Incentive Compensation Considerations During the COVID-19 Pandemic

Alerts / March 23, 2020

Public company boards face myriad unforeseen issues due to the COVID-19 pandemic. Among these issues is how to keep their key employees incentivized to maintain and advance the corporate agenda during this crisis (when their minds, like ours, are likely on matters closer to home). Public company boards and their compensation committees have to assess incentive compensation on a regular basis, and at least annually. The economic uncertainty and market volatility caused by the pandemic now require public company boards and compensation committees to evaluate their incentive compensation programs and practices in light of such uncertainty and volatility and to make adjustments if required. Below are some key incentive compensation considerations for managing these circumstances:

  • Share Availability. Assess whether your equity award pools have sufficient shares to cover upcoming grants. As stock prices drop, equity award pools may be depleted more rapidly than anticipated, rendering prior burn rate projections obsolete. If adequate pool shares are not available, you may want to amend your plan to increase the number of shares. This, of course, requires shareholder approval. If you have not filed a proxy statement for your 2020 annual meeting, you may want to propose an equity plan amendment to address these higher-than-anticipated burn rates. If your 2020 annual meeting has come and gone, you may want to consider convening a special shareholder meeting to approve an equity plan amendment.

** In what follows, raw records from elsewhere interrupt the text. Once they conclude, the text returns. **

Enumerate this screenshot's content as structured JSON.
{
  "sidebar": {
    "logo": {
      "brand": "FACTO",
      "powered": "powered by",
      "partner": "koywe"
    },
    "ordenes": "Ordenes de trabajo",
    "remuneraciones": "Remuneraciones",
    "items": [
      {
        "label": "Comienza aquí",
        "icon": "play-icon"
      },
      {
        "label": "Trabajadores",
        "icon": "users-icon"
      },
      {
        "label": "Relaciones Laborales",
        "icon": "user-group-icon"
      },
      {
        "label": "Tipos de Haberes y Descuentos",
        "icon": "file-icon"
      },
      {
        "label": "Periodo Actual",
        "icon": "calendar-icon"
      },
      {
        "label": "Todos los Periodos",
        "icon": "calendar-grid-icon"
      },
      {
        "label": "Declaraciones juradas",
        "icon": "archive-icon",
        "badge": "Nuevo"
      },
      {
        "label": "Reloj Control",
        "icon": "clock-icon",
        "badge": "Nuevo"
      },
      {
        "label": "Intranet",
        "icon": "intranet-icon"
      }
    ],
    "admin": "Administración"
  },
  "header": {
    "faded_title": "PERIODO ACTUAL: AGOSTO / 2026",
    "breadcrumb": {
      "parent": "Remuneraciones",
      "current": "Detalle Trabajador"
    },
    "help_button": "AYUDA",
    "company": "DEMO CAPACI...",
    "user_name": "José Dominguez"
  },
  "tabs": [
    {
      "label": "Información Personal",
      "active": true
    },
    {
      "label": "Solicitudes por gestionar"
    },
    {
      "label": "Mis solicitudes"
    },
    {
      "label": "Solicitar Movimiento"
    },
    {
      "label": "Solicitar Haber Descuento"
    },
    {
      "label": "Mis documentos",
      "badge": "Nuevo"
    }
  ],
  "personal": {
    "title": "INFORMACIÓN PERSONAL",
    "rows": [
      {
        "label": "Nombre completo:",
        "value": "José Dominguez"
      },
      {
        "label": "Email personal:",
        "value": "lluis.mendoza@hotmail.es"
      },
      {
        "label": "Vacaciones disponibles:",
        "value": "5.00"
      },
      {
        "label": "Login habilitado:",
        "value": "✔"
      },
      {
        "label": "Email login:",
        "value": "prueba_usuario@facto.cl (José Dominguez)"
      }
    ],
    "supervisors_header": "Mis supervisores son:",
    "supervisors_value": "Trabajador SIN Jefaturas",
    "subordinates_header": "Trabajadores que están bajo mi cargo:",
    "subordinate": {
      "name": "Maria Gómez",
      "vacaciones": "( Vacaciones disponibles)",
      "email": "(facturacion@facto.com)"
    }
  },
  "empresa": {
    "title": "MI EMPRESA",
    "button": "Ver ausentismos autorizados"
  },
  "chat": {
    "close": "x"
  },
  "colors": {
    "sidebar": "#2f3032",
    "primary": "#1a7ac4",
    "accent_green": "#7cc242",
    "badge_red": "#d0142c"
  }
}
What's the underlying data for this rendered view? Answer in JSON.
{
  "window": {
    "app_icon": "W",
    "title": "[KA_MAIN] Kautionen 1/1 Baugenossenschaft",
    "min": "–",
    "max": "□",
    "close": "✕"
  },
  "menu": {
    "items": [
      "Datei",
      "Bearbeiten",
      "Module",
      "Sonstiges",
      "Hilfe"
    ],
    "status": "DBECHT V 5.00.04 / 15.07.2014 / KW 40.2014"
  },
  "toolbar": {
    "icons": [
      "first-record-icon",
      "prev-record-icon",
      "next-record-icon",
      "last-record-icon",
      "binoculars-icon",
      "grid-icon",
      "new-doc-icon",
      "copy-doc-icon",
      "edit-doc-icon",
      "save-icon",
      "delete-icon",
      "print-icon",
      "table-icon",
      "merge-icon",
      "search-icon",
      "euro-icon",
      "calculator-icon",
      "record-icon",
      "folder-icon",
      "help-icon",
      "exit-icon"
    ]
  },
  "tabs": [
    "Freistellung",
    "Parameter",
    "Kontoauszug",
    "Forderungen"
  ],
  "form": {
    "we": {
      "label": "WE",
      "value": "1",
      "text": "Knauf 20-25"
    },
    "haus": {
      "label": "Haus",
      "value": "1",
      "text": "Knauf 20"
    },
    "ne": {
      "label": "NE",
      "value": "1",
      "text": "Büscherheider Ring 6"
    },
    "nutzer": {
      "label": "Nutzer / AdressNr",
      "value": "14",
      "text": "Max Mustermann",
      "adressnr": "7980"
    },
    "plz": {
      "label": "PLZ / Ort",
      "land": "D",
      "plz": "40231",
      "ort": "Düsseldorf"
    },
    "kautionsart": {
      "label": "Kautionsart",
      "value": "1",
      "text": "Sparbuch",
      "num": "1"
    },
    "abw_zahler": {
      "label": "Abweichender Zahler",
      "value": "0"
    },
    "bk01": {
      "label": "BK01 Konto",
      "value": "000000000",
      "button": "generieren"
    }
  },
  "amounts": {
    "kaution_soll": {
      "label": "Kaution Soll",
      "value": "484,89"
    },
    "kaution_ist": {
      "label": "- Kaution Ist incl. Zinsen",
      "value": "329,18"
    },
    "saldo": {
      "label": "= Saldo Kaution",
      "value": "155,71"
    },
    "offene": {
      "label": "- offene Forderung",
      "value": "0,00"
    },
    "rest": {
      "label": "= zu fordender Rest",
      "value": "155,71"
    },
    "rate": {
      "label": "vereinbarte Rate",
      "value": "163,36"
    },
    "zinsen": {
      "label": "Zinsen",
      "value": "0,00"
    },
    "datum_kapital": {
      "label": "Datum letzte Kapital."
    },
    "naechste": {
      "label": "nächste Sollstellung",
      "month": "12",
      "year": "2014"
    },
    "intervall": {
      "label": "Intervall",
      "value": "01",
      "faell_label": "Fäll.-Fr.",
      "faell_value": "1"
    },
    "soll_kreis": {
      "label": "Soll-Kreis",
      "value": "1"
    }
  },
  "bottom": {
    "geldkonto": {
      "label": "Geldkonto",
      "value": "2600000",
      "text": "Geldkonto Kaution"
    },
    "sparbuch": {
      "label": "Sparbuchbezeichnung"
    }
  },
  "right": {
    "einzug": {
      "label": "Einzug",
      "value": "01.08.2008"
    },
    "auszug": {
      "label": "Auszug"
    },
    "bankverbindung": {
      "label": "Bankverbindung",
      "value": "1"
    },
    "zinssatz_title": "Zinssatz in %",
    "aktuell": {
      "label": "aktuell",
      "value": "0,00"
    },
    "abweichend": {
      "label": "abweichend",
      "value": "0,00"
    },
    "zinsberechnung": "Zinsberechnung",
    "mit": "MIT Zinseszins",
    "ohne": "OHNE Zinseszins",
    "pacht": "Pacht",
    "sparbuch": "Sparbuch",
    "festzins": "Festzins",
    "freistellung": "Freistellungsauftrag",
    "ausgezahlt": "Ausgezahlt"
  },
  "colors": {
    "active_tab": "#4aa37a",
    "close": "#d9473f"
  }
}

  • Equity Award Mix; Option Repricing. Reassess the mix of equity awards – the percentage of full share grants versus option grants – and consider whether any outstanding stock options should be repriced given recent market volatility. Applicable listing rules require shareholder approval of option repricing, unless your equity plan expressly authorizes it, which is unlikely.
  • Grant Dates.
    • If you have an annual equity award grant date coming up, consider delaying it. If you use grant date fair market value for equity awards, the number of shares subject to upcoming awards may be significantly higher than expected due to declining stock prices. Delaying the grant date could address this issue (assuming that the markets calm down and stock prices return to normal levels). Review your plan documents to confirm that they do not contain restrictions on grant timing.
    • Stagger award grants over a one-year period (i.e., on a quarterly basis). This may reduce the adverse effect of market volatility on the number of shares subject to each award (assuming, as above, that the markets calm down).

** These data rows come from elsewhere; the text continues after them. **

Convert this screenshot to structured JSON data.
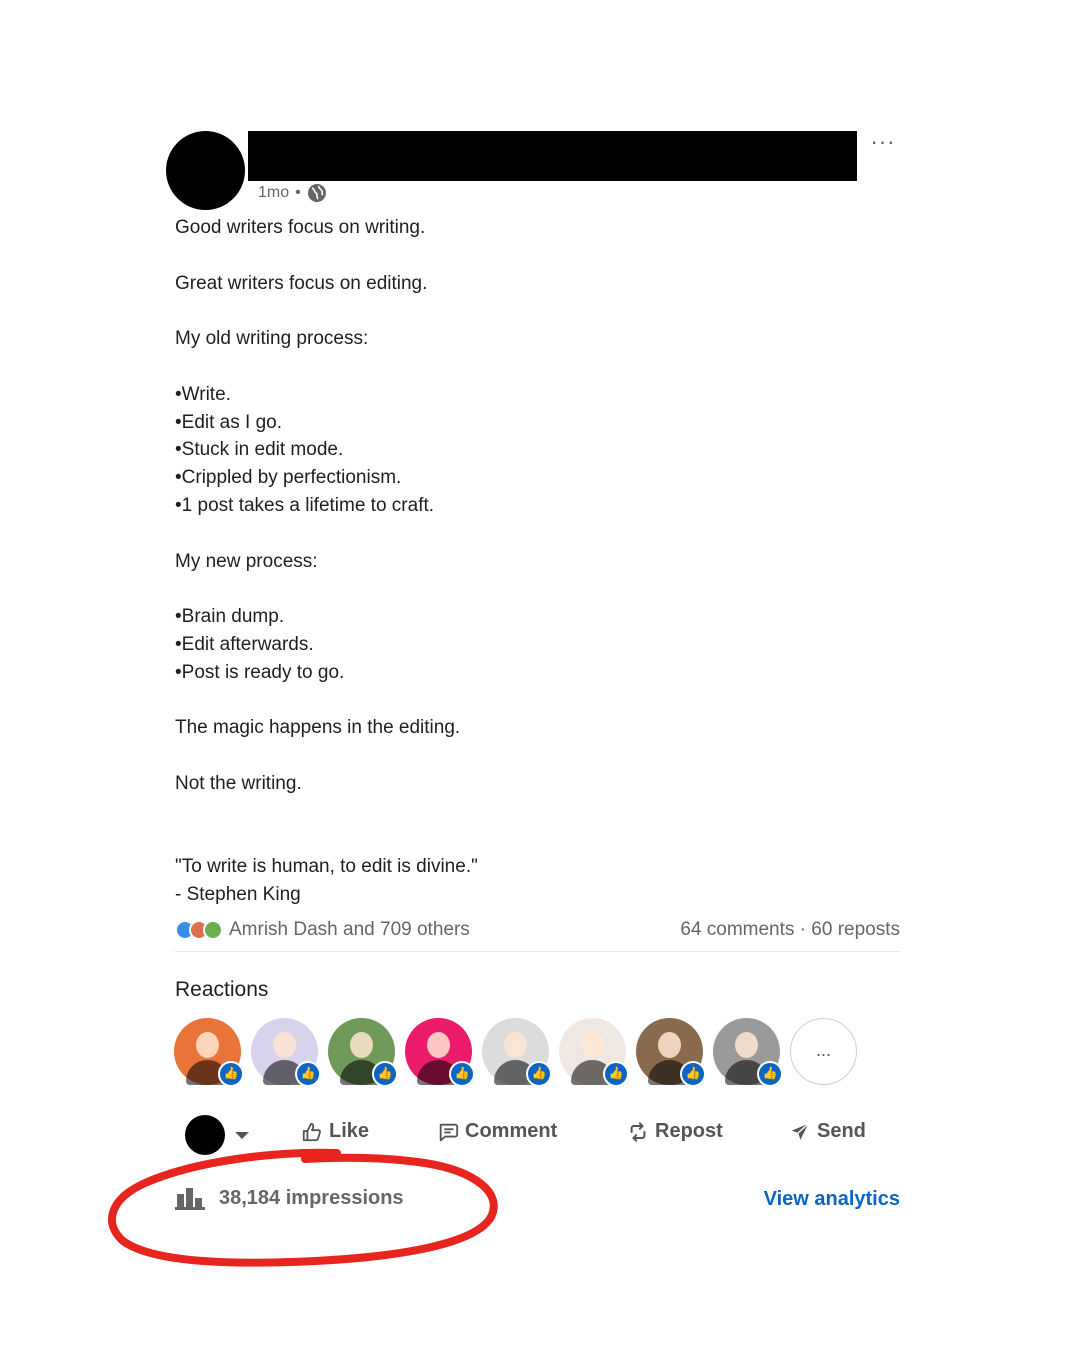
{
  "post": {
    "time": "1mo",
    "meta_separator": "•",
    "more_label": "···",
    "lines": [
      "Good writers focus on writing.",
      "",
      "Great writers focus on editing.",
      "",
      "My old writing process:",
      "",
      "•Write.",
      "•Edit as I go.",
      "•Stuck in edit mode.",
      "•Crippled by perfectionism.",
      "•1 post takes a lifetime to craft.",
      "",
      "My new process:",
      "",
      "•Brain dump.",
      "•Edit afterwards.",
      "•Post is ready to go.",
      "",
      "The magic happens in the editing.",
      "",
      "Not the writing.",
      "",
      "",
      "\"To write is human, to edit is divine.\"",
      "- Stephen King"
    ]
  },
  "social": {
    "reactors_text": "Amrish Dash and 709 others",
    "counts_text": "64 comments · 60 reposts"
  },
  "reactions": {
    "title": "Reactions",
    "more_label": "...",
    "avatar_colors": [
      "#e9743a",
      "#d9d2ec",
      "#6f9a5a",
      "#ec1a6a",
      "#dcdcdc",
      "#efe7e2",
      "#8a6a4c",
      "#9a9a9a"
    ]
  },
  "actions": {
    "like": "Like",
    "comment": "Comment",
    "repost": "Repost",
    "send": "Send"
  },
  "footer": {
    "impressions": "38,184 impressions",
    "view_analytics": "View analytics"
  },
  "colors": {
    "link": "#0a66c2",
    "annotation": "#e8241f",
    "like_blue": "#378fe9",
    "love_red": "#df704d",
    "support_green": "#6dae4f"
  }
}
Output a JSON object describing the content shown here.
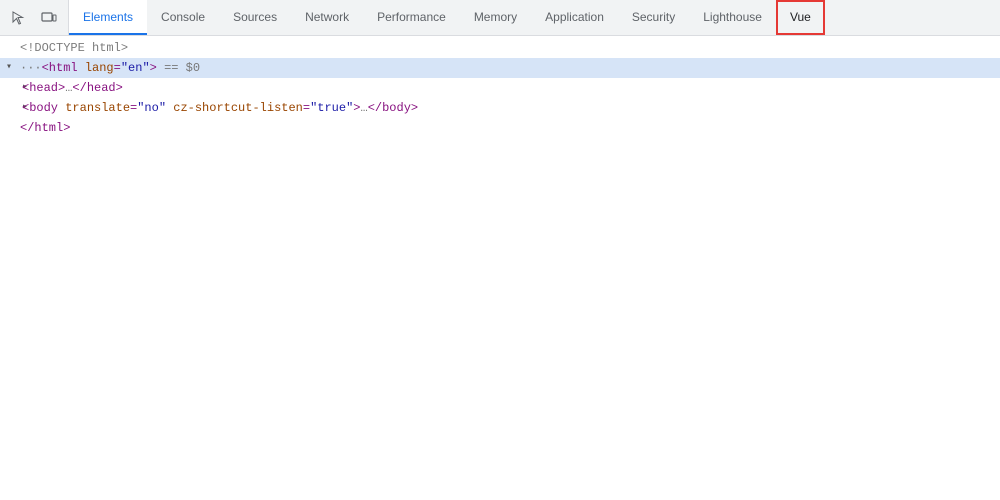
{
  "tabs": [
    {
      "id": "elements",
      "label": "Elements",
      "active": true,
      "vue": false
    },
    {
      "id": "console",
      "label": "Console",
      "active": false,
      "vue": false
    },
    {
      "id": "sources",
      "label": "Sources",
      "active": false,
      "vue": false
    },
    {
      "id": "network",
      "label": "Network",
      "active": false,
      "vue": false
    },
    {
      "id": "performance",
      "label": "Performance",
      "active": false,
      "vue": false
    },
    {
      "id": "memory",
      "label": "Memory",
      "active": false,
      "vue": false
    },
    {
      "id": "application",
      "label": "Application",
      "active": false,
      "vue": false
    },
    {
      "id": "security",
      "label": "Security",
      "active": false,
      "vue": false
    },
    {
      "id": "lighthouse",
      "label": "Lighthouse",
      "active": false,
      "vue": false
    },
    {
      "id": "vue",
      "label": "Vue",
      "active": false,
      "vue": true
    }
  ],
  "toolbar": {
    "select_icon": "⊡",
    "device_icon": "▭"
  },
  "dom": {
    "line1": "<!DOCTYPE html>",
    "line2_prefix": "▾",
    "line2_tag_open": "<html",
    "line2_attr1_name": "lang",
    "line2_attr1_value": "\"en\"",
    "line2_suffix": " == $0",
    "line3_prefix": "▸",
    "line3_tag": "<head>…</head>",
    "line4_prefix": "▸",
    "line4_tag_open": "<body",
    "line4_attr1_name": "translate",
    "line4_attr1_value": "\"no\"",
    "line4_attr2_name": "cz-shortcut-listen",
    "line4_attr2_value": "\"true\"",
    "line4_suffix": ">…</body>",
    "line5": "</html>"
  }
}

  • Pricing. Use a trailing average price, rather than a daily closing price, to set the exercise price. This could address any pricing irregularities arising from extreme market fluctuations. Review plan documents to determine whether alternative pricing methodologies are available. Keep in mind too that for options to be exempt from Section 409A of the Internal Revenue Code, the fair market value used to determine the exercise price may not be determined by a trailing average of more than 30 consecutive trading days (other equity awards may use a longer period and, given market volatility, it may be advisable to do so).

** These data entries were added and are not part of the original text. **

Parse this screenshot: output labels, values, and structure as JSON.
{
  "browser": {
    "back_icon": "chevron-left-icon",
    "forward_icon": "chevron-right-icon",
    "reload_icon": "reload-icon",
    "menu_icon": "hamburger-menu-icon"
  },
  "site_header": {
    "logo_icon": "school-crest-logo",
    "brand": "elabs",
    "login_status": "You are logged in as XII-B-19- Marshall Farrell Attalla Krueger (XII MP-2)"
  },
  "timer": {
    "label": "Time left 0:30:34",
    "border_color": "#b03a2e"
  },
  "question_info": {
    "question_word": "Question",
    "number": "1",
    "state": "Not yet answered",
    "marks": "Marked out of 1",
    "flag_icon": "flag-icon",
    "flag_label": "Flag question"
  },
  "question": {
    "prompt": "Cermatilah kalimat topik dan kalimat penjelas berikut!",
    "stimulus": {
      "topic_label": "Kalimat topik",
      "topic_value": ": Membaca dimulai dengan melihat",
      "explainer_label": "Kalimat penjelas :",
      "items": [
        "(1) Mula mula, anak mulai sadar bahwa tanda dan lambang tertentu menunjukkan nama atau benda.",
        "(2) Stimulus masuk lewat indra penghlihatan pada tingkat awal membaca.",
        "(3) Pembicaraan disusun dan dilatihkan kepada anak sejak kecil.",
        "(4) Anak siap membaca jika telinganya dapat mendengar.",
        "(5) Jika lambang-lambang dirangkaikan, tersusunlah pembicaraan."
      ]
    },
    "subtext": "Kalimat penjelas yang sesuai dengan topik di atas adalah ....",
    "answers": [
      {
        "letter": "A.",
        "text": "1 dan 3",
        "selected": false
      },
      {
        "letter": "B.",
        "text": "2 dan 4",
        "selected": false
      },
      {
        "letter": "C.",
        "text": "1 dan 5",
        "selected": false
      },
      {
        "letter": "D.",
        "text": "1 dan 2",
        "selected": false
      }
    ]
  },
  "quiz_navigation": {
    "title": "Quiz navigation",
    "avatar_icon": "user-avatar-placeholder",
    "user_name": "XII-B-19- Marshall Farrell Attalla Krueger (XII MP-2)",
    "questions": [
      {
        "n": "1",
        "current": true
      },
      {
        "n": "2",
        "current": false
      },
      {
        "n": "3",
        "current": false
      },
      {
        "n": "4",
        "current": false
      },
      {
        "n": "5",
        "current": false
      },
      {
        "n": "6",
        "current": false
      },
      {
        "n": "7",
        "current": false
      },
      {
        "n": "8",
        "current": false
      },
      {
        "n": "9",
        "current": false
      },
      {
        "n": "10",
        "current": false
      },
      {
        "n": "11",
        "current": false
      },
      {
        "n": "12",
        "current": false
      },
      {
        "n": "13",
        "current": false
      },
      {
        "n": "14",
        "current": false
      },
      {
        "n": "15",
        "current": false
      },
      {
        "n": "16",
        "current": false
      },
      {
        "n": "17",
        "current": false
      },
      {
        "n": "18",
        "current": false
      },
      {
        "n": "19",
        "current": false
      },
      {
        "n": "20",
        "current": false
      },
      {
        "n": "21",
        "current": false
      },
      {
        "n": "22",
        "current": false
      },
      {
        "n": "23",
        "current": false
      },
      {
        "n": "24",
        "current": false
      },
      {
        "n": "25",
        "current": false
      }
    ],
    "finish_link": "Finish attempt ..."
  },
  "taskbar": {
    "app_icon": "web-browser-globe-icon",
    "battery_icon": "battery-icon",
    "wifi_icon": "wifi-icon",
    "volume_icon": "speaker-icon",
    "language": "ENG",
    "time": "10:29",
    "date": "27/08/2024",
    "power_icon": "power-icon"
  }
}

  • 2020 Performance Metrics
    • If you have not set 2020 performance metrics for your incentive compensation programs, you may want to consider:
      • Delaying setting performance targets, given the uncertain economic climate, until more information becomes available about the near- and long-term impacts of the pandemic. Recent amendments to Section 162(m) of the Internal Revenue Code allow more flexibility in the timing of performance goals – i.e., calendar year companies no longer have to set such targets by March 31 in order for the related compensation to qualify as “performance based.”
      • Setting performance targets based upon the current and projected impact of the pandemic on the company’s operations and stock price, if known, using alternative performance metrics, or using less formulaic approaches to assessing performance.
      • Drafting plan provisions that permit the plan administrator to adjust performance targets, if necessary, in light of pandemic-related impacts. Any such provisions must be properly drafted and narrowly tailored so that they do not transform performance-based compensation into discretionary compensation.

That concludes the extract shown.